When I spoke about easy way outosis I spoke about Strategic Dimensions. They raised another concern. They find people applying for senior jobs who lack real depth in their thinking about their roles. When interviewing for a Head of Comp and Ben role they asked one candidate if their organisation had an LTIP and if so why. The answer was ‘yes because everyone else has one’. This isn’t good enough. You need an understanding of the theory and practice that underpins HR. Good HR people are curious about their profession.

Symptoms

  • This lack of depth is most critical in the most important area, HR’s understanding, not only of business in general, but of their business. It is pretty cheeky to call yourself an HR business partner if you don’t understand the business you are supposed to be partnering with.

  • This lack of commercial acumen often results in HR being intimidated by the numbers. As a result some HR people see finance as the enemy as opposed to their key ally.

  • In the worse cases HR lacks depth in the source of its expertise. They don’t know the basic HR models and don’t philosophise about HR.

  • As a result when challenged there’s no depth. This is becoming a bigger problem as more and more books are published on people and HR related topics so that many line managers believe they are experts.

  • Complications can really set in when HR suffers an attack of ‘compartmentalisation’ at the same time. If HR people lack technical expertise across the full breadth of HR they don’t join things up or see the implications of their actions on other aspects of HR. The result being they don’t connect or work together with other parts of HR.

  • ‘Lack of depth malady’ can result in a severe dose of ‘oversimplicationitis’. There are many occasions when HR overcomplicates things but there are also times when HR oversimplifies things through a lack of understanding. As Einstein said “Make it simple enough but no simpler.”

  • All of this leaves HR looking amateurish and lacking in credibility.

Impact

As with many of the diseases I have studied to date ‘Lack of depth malady’ can have a serious impact on HR’s credibility. As a result HR is kept in its ‘box’ and is never ever consulted on the important decisions where there are serious people implications. The danger is heightened by the presence of managers who have read a book and think they are experts resulting in the wrong diagnosis and the wrong cure for these people issues.

Example

I was working with one management team in a bank and their Chief Financial Officer told me about his HR Director colleague. At a meeting looking at a major investment decision the project was about to be nodded through when the HR Director who had been pretty quiet piped up: “Hang on a minute I’ve just been running through these numbers and this NPV (net present value) calculation is out. The denominator is wrong and when I’ve fed in what I think is the right number this is a negative NPV. Why are we agreeing to this?”

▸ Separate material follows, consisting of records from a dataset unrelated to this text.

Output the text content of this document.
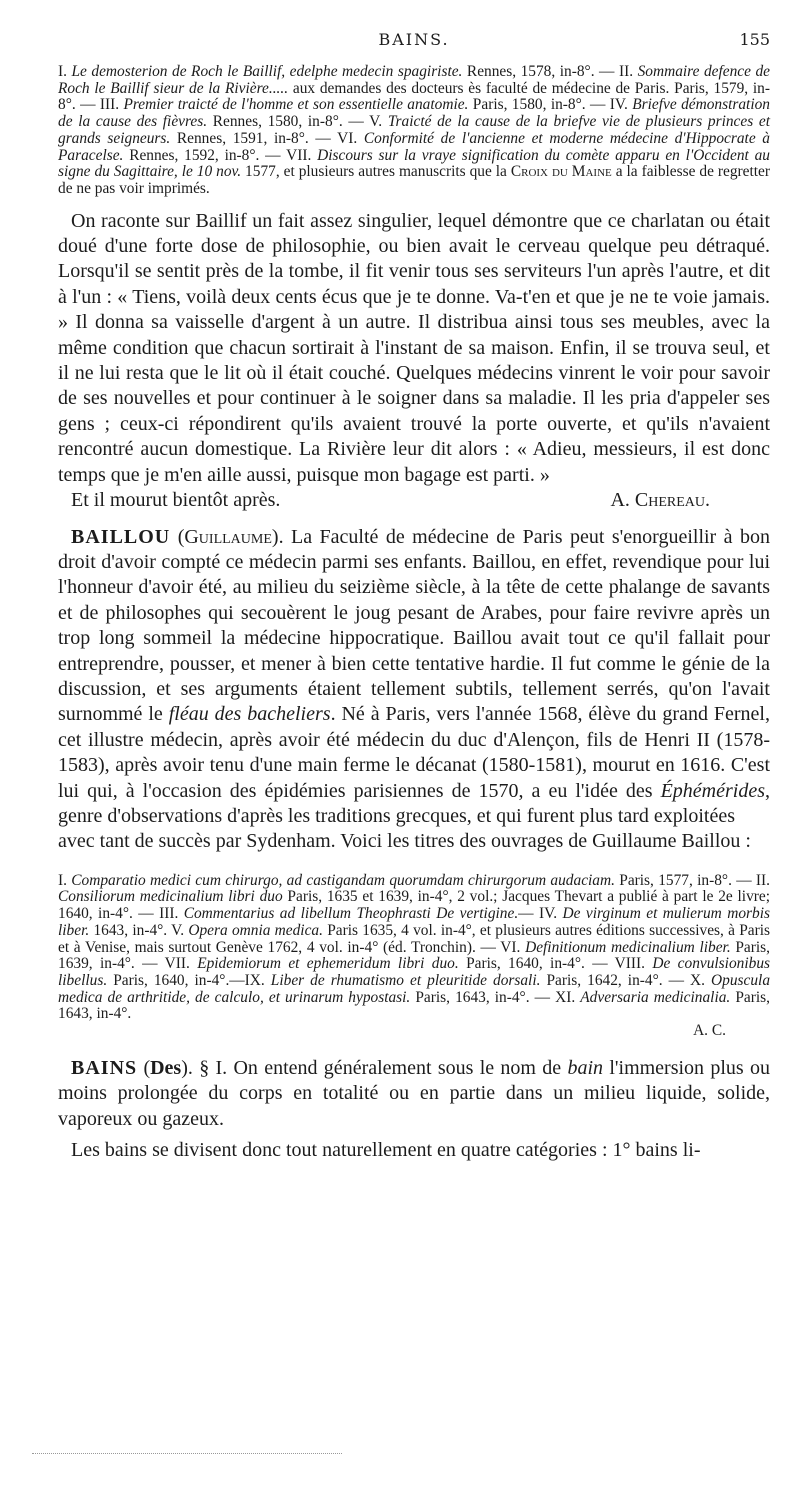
BAINS.	155

I. Le demosterion de Roch le Baillif, edelphe medecin spagiriste. Rennes, 1578, in-8°. — II. Sommaire defence de Roch le Baillif sieur de la Rivière..... aux demandes des docteurs ès faculté de médecine de Paris. Paris, 1579, in-8°. — III. Premier traicté de l'homme et son essentielle anatomie. Paris, 1580, in-8°. — IV. Briefve démonstration de la cause des fièvres. Rennes, 1580, in-8°. — V. Traicté de la cause de la briefve vie de plusieurs princes et grands seigneurs. Rennes, 1591, in-8°. — VI. Conformité de l'ancienne et moderne médecine d'Hippocrate à Paracelse. Rennes, 1592, in-8°. — VII. Discours sur la vraye signification du comète apparu en l'Occident au signe du Sagittaire, le 10 nov. 1577, et plusieurs autres manuscrits que la Croix du Maine a la faiblesse de regretter de ne pas voir imprimés.

On raconte sur Baillif un fait assez singulier, lequel démontre que ce charlatan ou était doué d'une forte dose de philosophie, ou bien avait le cerveau quelque peu détraqué. Lorsqu'il se sentit près de la tombe, il fit venir tous ses serviteurs l'un après l'autre, et dit à l'un : « Tiens, voilà deux cents écus que je te donne. Va-t'en et que je ne te voie jamais. » Il donna sa vaisselle d'argent à un autre. Il distribua ainsi tous ses meubles, avec la même condition que chacun sortirait à l'instant de sa maison. Enfin, il se trouva seul, et il ne lui resta que le lit où il était couché. Quelques médecins vinrent le voir pour savoir de ses nouvelles et pour continuer à le soigner dans sa maladie. Il les pria d'appeler ses gens ; ceux-ci répondirent qu'ils avaient trouvé la porte ouverte, et qu'ils n'avaient rencontré aucun domestique. La Rivière leur dit alors : « Adieu, messieurs, il est donc temps que je m'en aille aussi, puisque mon bagage est parti. »

Et il mourut bientôt après.	A. Chereau.

BAILLOU (Guillaume). La Faculté de médecine de Paris peut s'enorgueillir à bon droit d'avoir compté ce médecin parmi ses enfants. Baillou, en effet, revendique pour lui l'honneur d'avoir été, au milieu du seizième siècle, à la tête de cette phalange de savants et de philosophes qui secouèrent le joug pesant de Arabes, pour faire revivre après un trop long sommeil la médecine hippocratique. Baillou avait tout ce qu'il fallait pour entreprendre, pousser, et mener à bien cette tentative hardie. Il fut comme le génie de la discussion, et ses arguments étaient tellement subtils, tellement serrés, qu'on l'avait surnommé le fléau des bacheliers. Né à Paris, vers l'année 1568, élève du grand Fernel, cet illustre médecin, après avoir été médecin du duc d'Alençon, fils de Henri II (1578-1583), après avoir tenu d'une main ferme le décanat (1580-1581), mourut en 1616. C'est lui qui, à l'occasion des épidémies parisiennes de 1570, a eu l'idée des Éphémérides, genre d'observations d'après les traditions grecques, et qui furent plus tard exploitées

avec tant de succès par Sydenham. Voici les titres des ouvrages de Guillaume Baillou :

I. Comparatio medici cum chirurgo, ad castigandam quorumdam chirurgorum audaciam. Paris, 1577, in-8°. — II. Consiliorum medicinalium libri duo Paris, 1635 et 1639, in-4°, 2 vol.; Jacques Thevart a publié à part le 2e livre; 1640, in-4°. — III. Commentarius ad libellum Theophrasti De vertigine.— IV. De virginum et mulierum morbis liber. 1643, in-4°. V. Opera omnia medica. Paris 1635, 4 vol. in-4°, et plusieurs autres éditions successives, à Paris et à Venise, mais surtout Genève 1762, 4 vol. in-4° (éd. Tronchin). — VI. Definitionum medicinalium liber. Paris, 1639, in-4°. — VII. Epidemiorum et ephemeridum libri duo. Paris, 1640, in-4°. — VIII. De convulsionibus libellus. Paris, 1640, in-4°.—IX. Liber de rhumatismo et pleuritide dorsali. Paris, 1642, in-4°. — X. Opuscula medica de arthritide, de calculo, et urinarum hypostasi. Paris, 1643, in-4°. — XI. Adversaria medicinalia. Paris, 1643, in-4°.

A. C.

BAINS (Des). § I. On entend généralement sous le nom de bain l'immersion plus ou moins prolongée du corps en totalité ou en partie dans un milieu liquide, solide, vaporeux ou gazeux.

Les bains se divisent donc tout naturellement en quatre catégories : 1° bains li-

When the CFO checked the numbers the HR Director was correct. As he said: “It was a bit embarrassing for me, but he was dead right and I and the rest of the board have looked at him in a different light ever since”.

Cures

  • If you have no understanding of business it is critical to go through a crash course, understanding critical concepts such as break even, fixed and variable costs, net and gross margins, net present value, cash flow etc. If any of these concepts either have no meaning, or even worse you see them as irrelevant to your role as an HR person, you really need to get real.

  • Spend time in the business understanding the business. Look at the numbers, read the management accounts and if necessary, get a friend in finance to explain them to you. What are the critical numbers in your business? How do you get value for money? What is critical to your stakeholders?

  • Develop systemic ways of thinking: don’t think in a linear way but look at how the different elements of the business and the HR mix link together.

  • Invest time in your own professional development, read around the subject, go to conferences, and reflect deeply on the nature of HR, the art, the craft and the science. This has become a lot easier since I first wrote these articles. The internet, Google and social media have made it simple to keep up with the latest thinking. Every day I go on the internet and retweet articles about HR, strategy, leadership, the world of work etc. It doesn’t only mean sitting in a class room but seeing learning as part of our daily lives, about how we do our job not something separate to it.